GOP Rep. Louie Gohmert of Texas and Democrat Rep. Collin Peterson of Minnesota sponsored bills that passed through committee with bipartisan support.

The SAVES Act, sponsored by Gohmert, removes all species not native to the United States from listing under the ESA.

Peterson’s bill, the Gray Wolf State Management Act of 2017, would delist the gray wolf in the Western Great Lakes region and keep gray wolves in Wyoming under state management, ending years of court interference and litigation by environmental groups.

The other three bills passed by straight party line votes were brought by GOP Reps. Bill Huizenga of Michigan, Dan Newhouse of Washington, and Pete Olson of Texas.

Huizenga’s Endangered Species Litigation Reasonableness Act places a cap on how much a party suing the federal government over the ESA can collect in attorney fees, as well as requiring the litigants win the suit before fees can be collected.

“ESA’s fee-shifting provision places no cap on hourly attorneys’ fees and does not require a litigant to ‘prevail’ in order to recover attorneys’ fees,” the bill says.

Newhouse sponsored the State, Tribal and Local Species Transparency and Recovery Act, which aims at increasing federal cooperation with state and local communities while ensuring that local and state data are considered part of “the best available scientific and commercial data” when reviewing a species.

The Listing Reform Act, sponsored by Olson, reforms ESA listing procedures to consider the economic impacts of listing a species.
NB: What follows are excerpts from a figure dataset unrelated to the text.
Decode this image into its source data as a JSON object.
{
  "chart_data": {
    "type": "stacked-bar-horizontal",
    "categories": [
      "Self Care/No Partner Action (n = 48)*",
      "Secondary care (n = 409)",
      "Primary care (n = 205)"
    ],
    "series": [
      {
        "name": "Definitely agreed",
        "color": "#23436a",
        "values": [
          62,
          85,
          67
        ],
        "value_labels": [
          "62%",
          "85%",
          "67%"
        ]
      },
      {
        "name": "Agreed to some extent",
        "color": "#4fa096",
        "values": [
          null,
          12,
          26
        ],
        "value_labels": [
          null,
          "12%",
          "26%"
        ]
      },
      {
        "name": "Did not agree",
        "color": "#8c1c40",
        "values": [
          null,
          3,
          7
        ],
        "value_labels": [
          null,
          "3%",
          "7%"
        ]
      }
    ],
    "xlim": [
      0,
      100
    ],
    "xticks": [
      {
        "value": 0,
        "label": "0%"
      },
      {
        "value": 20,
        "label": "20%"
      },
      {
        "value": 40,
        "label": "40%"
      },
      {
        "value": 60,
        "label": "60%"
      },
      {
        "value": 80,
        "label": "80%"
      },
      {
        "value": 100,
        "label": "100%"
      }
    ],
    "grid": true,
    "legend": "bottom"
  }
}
It also grants federal agencies more flexibility to prioritize listing decisions and delist recovered species. The bill also aims to reduce ESA related litigation by removing a 12 month deadline federal agencies currently have to act on petitions to list species.

“We must protect our endangered species, but we need to do it in a smart way. The Endangered Species Act was enacted to protect truly endangered species, not serve as a political weapon for extreme environmentalists,” Olson said in a statement on bills’ passage through committee. “Protecting endangered species can and should be done in a common sense way.”